And the weak leg is not the weak leg.
I am starting to sound like some avant garde poet or philosopher. But really what I mean is that I am beginning to realize that my left leg may actually now be stronger than my right.
I just started working on outside loop figures, and I have more control on my left side than on my right. My left forward power pull feels pretty good, whereas my right side needs a good goose to get going. And I have been having trouble getting a really good push off my right foot/ankle (more on that in a moment).
Whoa, what’s going on here?
Some of this may well be due to nearly two years of strengthening exercises. Some of it might have to do with the bruise I got on my right hip/tailbone several weeks ago (not to be confused with January’s bruise–boy, this year has been kind of a mess!). And some of it may well be much older injuries to the right ankle (torn ligaments and a broken right fibula, we’re talking 20 years ago) coming back to haunt me.
At any rate, it feels strange to suddenly be complaining about weakness on the right side. But that’s just what I’m going to do when I see PT Sarah later this week. In the meantime, some lesson notes!
- I have been thinking a lot more about the placement of edges on circles/lobes since both coaches have been on me about that. I tend to place things too late on the circle and then have to distort my edges to catch up. For instance, one of my exercises is three turn, back crossover, change circle, step forward and repeat on other side. My tendency is to do the three at the top of the circle rather than earlier and so I run out of room. Not pretty. I am thinking that this may well be a reason I neglect the push out of the three turn (from the back inside edge)–or maybe I delay the three because I don’t like that push and then can make the excuse that I’ve run out of room? Okay, enough psychoanalysis.

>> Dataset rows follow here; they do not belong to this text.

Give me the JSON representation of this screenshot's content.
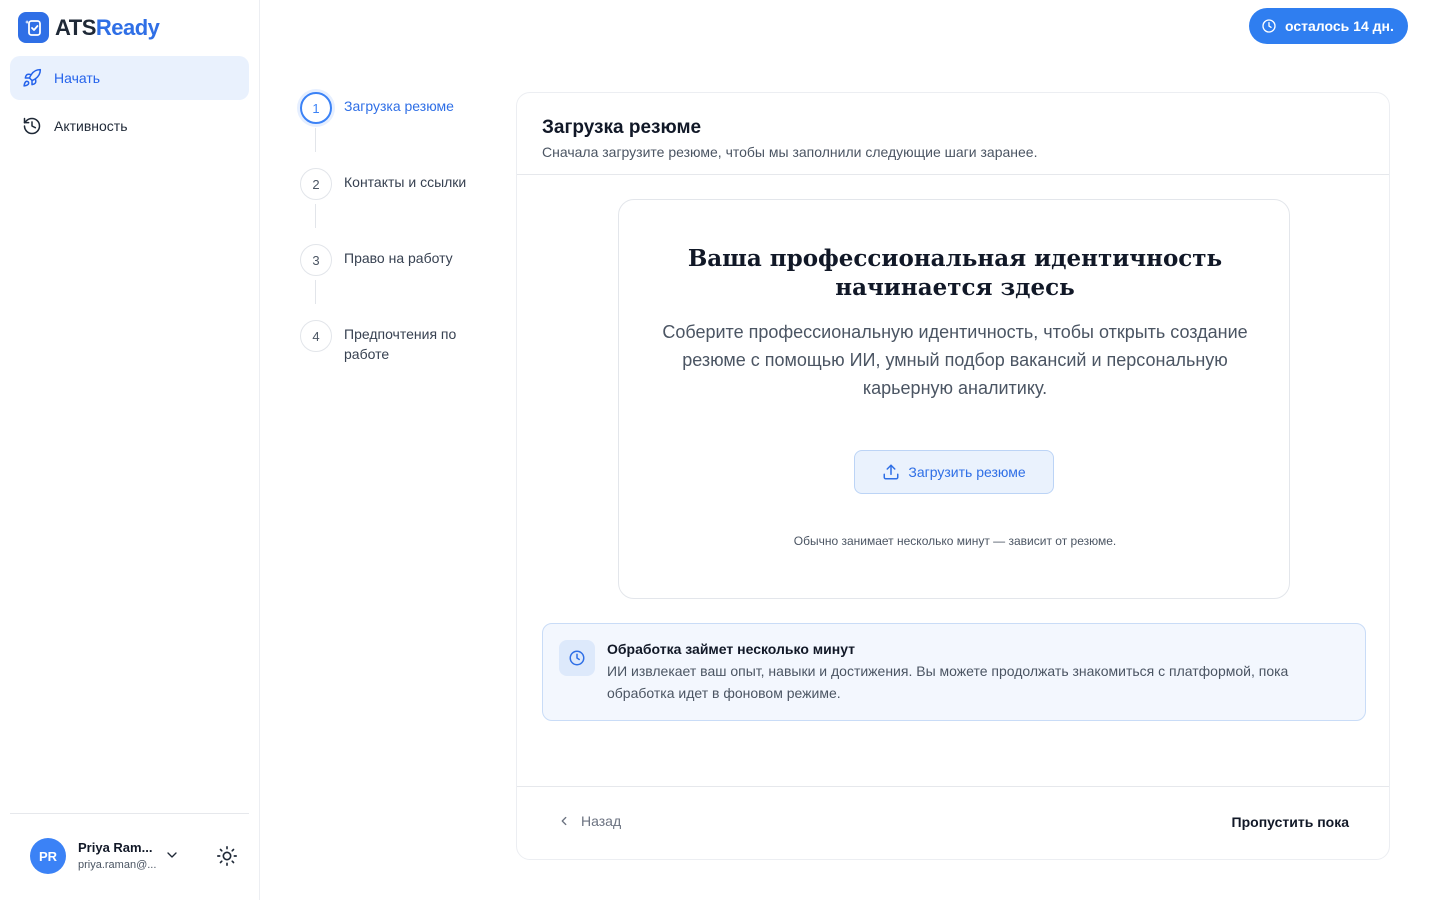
{
  "brand": {
    "name_prefix": "ATS",
    "name_accent": "Ready"
  },
  "sidebar": {
    "items": [
      {
        "label": "Начать",
        "icon": "rocket-icon",
        "active": true
      },
      {
        "label": "Активность",
        "icon": "history-icon",
        "active": false
      }
    ]
  },
  "user": {
    "initials": "PR",
    "name": "Priya Ram...",
    "email": "priya.raman@..."
  },
  "header": {
    "trial_label": "осталось 14 дн."
  },
  "steps": [
    {
      "number": "1",
      "label": "Загрузка резюме"
    },
    {
      "number": "2",
      "label": "Контакты и ссылки"
    },
    {
      "number": "3",
      "label": "Право на работу"
    },
    {
      "number": "4",
      "label": "Предпочтения по работе"
    }
  ],
  "card": {
    "title": "Загрузка резюме",
    "subtitle": "Сначала загрузите резюме, чтобы мы заполнили следующие шаги заранее.",
    "upload": {
      "heading": "Ваша профессиональная идентичность начинается здесь",
      "description": "Соберите профессиональную идентичность, чтобы открыть создание резюме с помощью ИИ, умный подбор вакансий и персональную карьерную аналитику.",
      "button_label": "Загрузить резюме",
      "note": "Обычно занимает несколько минут — зависит от резюме."
    },
    "info": {
      "title": "Обработка займет несколько минут",
      "text": "ИИ извлекает ваш опыт, навыки и достижения. Вы можете продолжать знакомиться с платформой, пока обработка идет в фоновом режиме."
    },
    "footer": {
      "back_label": "Назад",
      "skip_label": "Пропустить пока"
    }
  },
  "colors": {
    "accent": "#2f6fe6",
    "trial_bg": "#2f7ef0",
    "info_bg": "#f3f7fe"
  }
}
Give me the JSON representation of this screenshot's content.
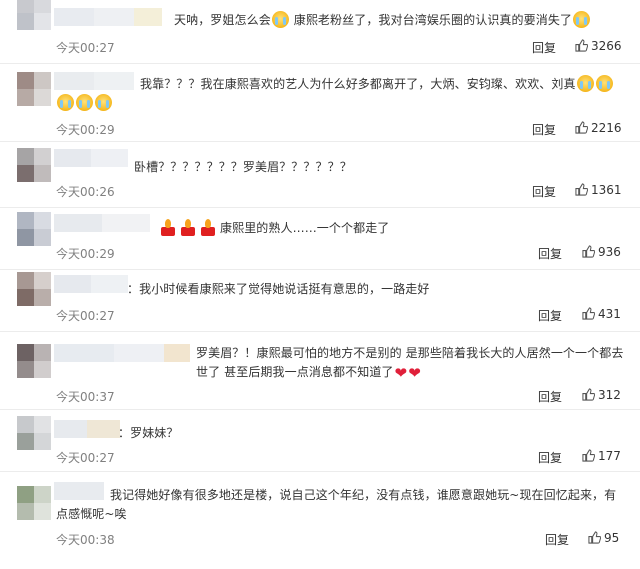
{
  "comments": [
    {
      "text_html": "天呐，罗姐怎么会<E> 康熙老粉丝了，我对台湾娱乐圈的认识真的要消失了<E>",
      "time": "今天00:27",
      "reply": "回复",
      "likes": "3266"
    },
    {
      "text_html": "我靠？？？我在康熙喜欢的艺人为什么好多都离开了，大炳、安钧璨、欢欢、刘真<E><E><E><E><E>",
      "time": "今天00:29",
      "reply": "回复",
      "likes": "2216"
    },
    {
      "text_html": "卧槽？？？？？？？罗美眉？？？？？？",
      "time": "今天00:26",
      "reply": "回复",
      "likes": "1361"
    },
    {
      "text_html": "康熙里的熟人……一个个都走了",
      "time": "今天00:29",
      "reply": "回复",
      "likes": "936"
    },
    {
      "text_html": "：我小时候看康熙来了觉得她说话挺有意思的，一路走好",
      "time": "今天00:27",
      "reply": "回复",
      "likes": "431"
    },
    {
      "text_html": "罗美眉？！康熙最可怕的地方不是别的 是那些陪着我长大的人居然一个一个都去世了 甚至后期我一点消息都不知道了",
      "time": "今天00:37",
      "reply": "回复",
      "likes": "312"
    },
    {
      "text_html": "：罗妹妹？",
      "time": "今天00:27",
      "reply": "回复",
      "likes": "177"
    },
    {
      "text_html": "我记得她好像有很多地还是楼，说自己这个年纪，没有点钱，谁愿意跟她玩~现在回忆起来，有点感慨呢~唉",
      "time": "今天00:38",
      "reply": "回复",
      "likes": "95"
    }
  ],
  "colors": {
    "text": "#333333",
    "time": "#808080",
    "divider": "#ececec",
    "emoji": "#f5b81f",
    "candle": "#e02020",
    "heart": "#e0203a"
  },
  "icons": [
    "blurred-avatar",
    "crying-emoji-icon",
    "candle-icon",
    "broken-heart-icon",
    "thumbs-up-icon"
  ]
}
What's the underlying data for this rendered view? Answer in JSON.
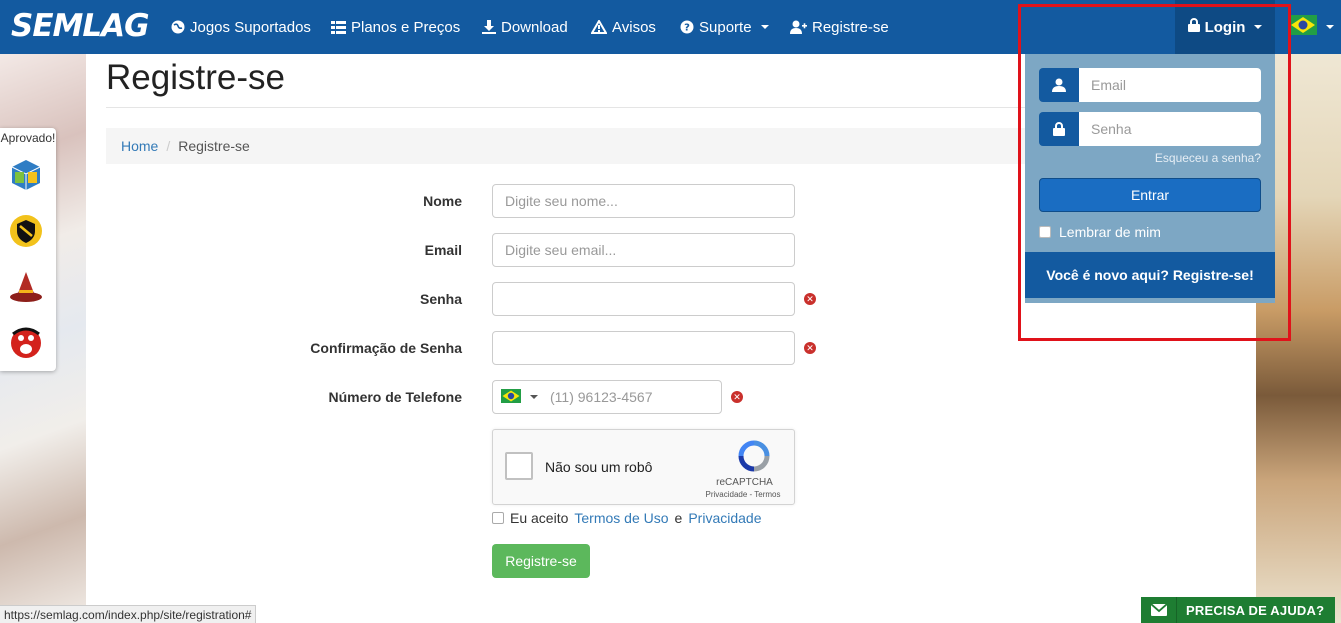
{
  "nav": {
    "brand": "SEMLAG",
    "items": [
      {
        "label": "Jogos Suportados",
        "icon": "globe-icon"
      },
      {
        "label": "Planos e Preços",
        "icon": "list-icon"
      },
      {
        "label": "Download",
        "icon": "download-icon"
      },
      {
        "label": "Avisos",
        "icon": "warning-icon"
      },
      {
        "label": "Suporte",
        "icon": "question-icon"
      },
      {
        "label": "Registre-se",
        "icon": "user-plus-icon"
      }
    ],
    "login_label": "Login",
    "language_flag": "brazil-flag-icon"
  },
  "page": {
    "title": "Registre-se",
    "breadcrumb": {
      "home": "Home",
      "current": "Registre-se"
    }
  },
  "form": {
    "name_label": "Nome",
    "name_placeholder": "Digite seu nome...",
    "email_label": "Email",
    "email_placeholder": "Digite seu email...",
    "password_label": "Senha",
    "confirm_label": "Confirmação de Senha",
    "phone_label": "Número de Telefone",
    "phone_placeholder": "(11) 96123-4567",
    "captcha_text": "Não sou um robô",
    "captcha_brand": "reCAPTCHA",
    "captcha_terms": "Privacidade - Termos",
    "agree_prefix": "Eu aceito",
    "terms_link": "Termos de Uso",
    "agree_and": "e",
    "privacy_link": "Privacidade",
    "submit_label": "Registre-se"
  },
  "badges": {
    "header": "Aprovado!"
  },
  "login_panel": {
    "email_placeholder": "Email",
    "password_placeholder": "Senha",
    "forgot_link": "Esqueceu a senha?",
    "enter_button": "Entrar",
    "remember_label": "Lembrar de mim",
    "new_user_prefix": "Você é novo aqui?",
    "new_user_link": "Registre-se!"
  },
  "statusbar": {
    "url": "https://semlag.com/index.php/site/registration#"
  },
  "help": {
    "label": "PRECISA DE AJUDA?"
  },
  "colors": {
    "navbar": "#135aa0",
    "accent": "#337ab7",
    "success": "#5cb85c",
    "error": "#c9302c",
    "highlight": "#e0121a"
  }
}
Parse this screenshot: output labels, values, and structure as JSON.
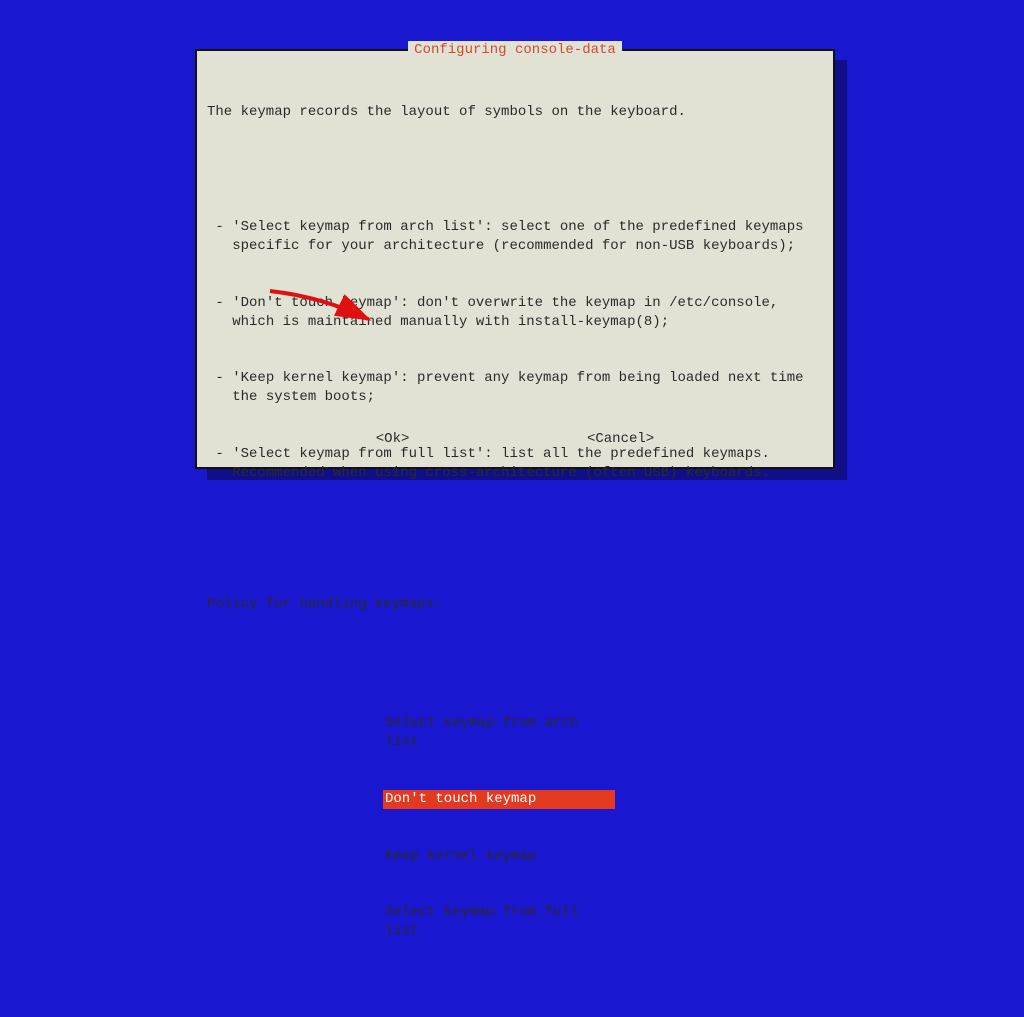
{
  "dialog": {
    "title": "Configuring console-data",
    "intro": "The keymap records the layout of symbols on the keyboard.",
    "bullets": [
      " - 'Select keymap from arch list': select one of the predefined keymaps\n   specific for your architecture (recommended for non-USB keyboards);",
      " - 'Don't touch keymap': don't overwrite the keymap in /etc/console,\n   which is maintained manually with install-keymap(8);",
      " - 'Keep kernel keymap': prevent any keymap from being loaded next time\n   the system boots;",
      " - 'Select keymap from full list': list all the predefined keymaps.\n   Recommended when using cross-architecture (often USB) keyboards."
    ],
    "prompt": "Policy for handling keymaps:",
    "menu": {
      "items": [
        {
          "label": "Select keymap from arch list",
          "selected": false
        },
        {
          "label": "Don't touch keymap",
          "selected": true
        },
        {
          "label": "Keep kernel keymap",
          "selected": false
        },
        {
          "label": "Select keymap from full list",
          "selected": false
        }
      ]
    },
    "ok_label": "<Ok>",
    "cancel_label": "<Cancel>"
  },
  "colors": {
    "background": "#1a17d1",
    "panel": "#e1e2d3",
    "title": "#d04a2f",
    "highlight_bg": "#e33a1f",
    "highlight_fg": "#ffffff"
  }
}
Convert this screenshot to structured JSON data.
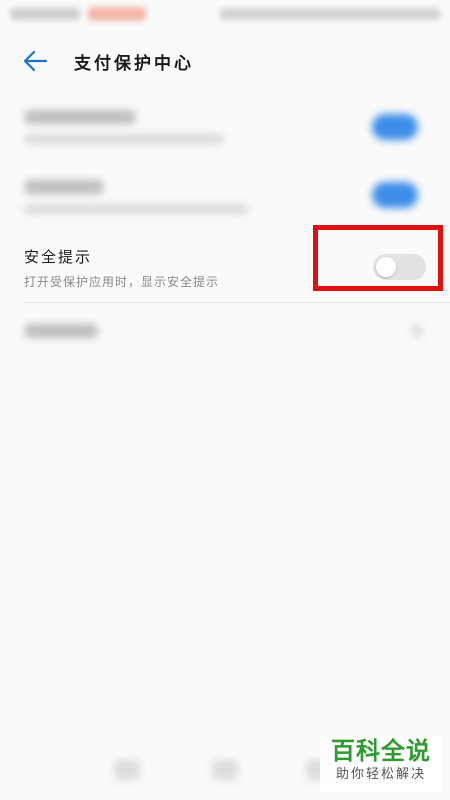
{
  "header": {
    "title": "支付保护中心",
    "back_icon": "arrow-left-icon"
  },
  "security_prompt": {
    "title": "安全提示",
    "subtitle": "打开受保护应用时，显示安全提示",
    "toggle_state": "off"
  },
  "colors": {
    "back_arrow": "#1a73c8",
    "highlight": "#e01010",
    "toggle_on": "#3d8de8",
    "toggle_off": "#e2e2e2",
    "watermark_green": "#2f9a2f"
  },
  "watermark": {
    "main": "百科全说",
    "sub": "助你轻松解决"
  }
}
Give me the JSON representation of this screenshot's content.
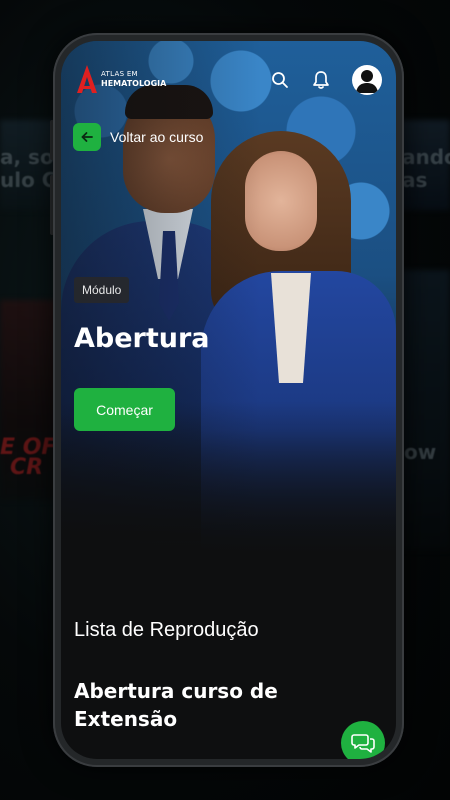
{
  "brand": {
    "logo_line1": "ATLAS EM",
    "logo_line2": "HEMATOLOGIA",
    "accent_color": "#1fb140",
    "logo_color": "#e02020"
  },
  "header": {
    "icons": [
      "search-icon",
      "bell-icon",
      "user-avatar-icon"
    ]
  },
  "nav": {
    "back_label": "Voltar ao curso"
  },
  "hero": {
    "badge": "Módulo",
    "title": "Abertura",
    "start_label": "Começar"
  },
  "playlist": {
    "heading": "Lista de Reprodução",
    "items": [
      {
        "title": "Abertura curso de Extensão"
      }
    ]
  },
  "background": {
    "blurred_texts": [
      "a, sou",
      "ulo Co",
      "ando",
      "as",
      "E OF",
      "CR",
      "ow"
    ]
  },
  "chat": {
    "icon": "chat-icon"
  }
}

- In general, I need to work on stronger back pushes using a stronger inside edge. This is where the right ankle doesn’t flex in as easily and naturally as it might. I have noticed that if I work on this, my ankles get pretty tired: a sure sign that I haven’t been using them as much as I should.
- Speaking of ankles, I need to think about ankle flexion and foot placement for forward inside edges as well, and passing through that flexed-V position. I did this today on my lesson, and boy oh boy, what a big difference on that left inside edge (which felt like the pit of doom this past week, I tell you).
- I have been doing back chassés clockwise, and still having trouble. The problem wasn’t just the ankle flexion and how I was directing my energy back, though that’s been part of it. Laurie noticed today that my shoulders were also raised and I wasn’t “down” into the ice on that right back inside push. Once I fixed my upper body (right arm in front, everything down), this was much better.
- Swing roll prep exercise: shifting my weight over to a flat with a neutral upper body (just moving ribcage, not arms and shoulders), knee bend and back extension, then rise and move free leg forward without changing other aspects of body position, especially alignment. (Really hard on the right side, better on the left! What’s with that?)
- Baby spread eagle, forward outside. Then that same baby spread eagle and scoot forward by shifting weight back and forth.
- Euro-man’s pattern. Really extend, really bend, really push. Then get some speed.
- Outside-outside mohawk (Viennese). Make sure you are really doing outside-outside. And practice getting in that heel-to-instep position, then simply rotating core and replacing feet. Stay in that V-position (don’t close up). It should be easier than what you’re currently doing, which to step towards the new foot.
- Loops. I don’t have a handle on these yet, so will just put down some key words. Take it slow. Allow the free leg to come wide (don’t swing it wide). Be careful not to rock back on blade in the last part.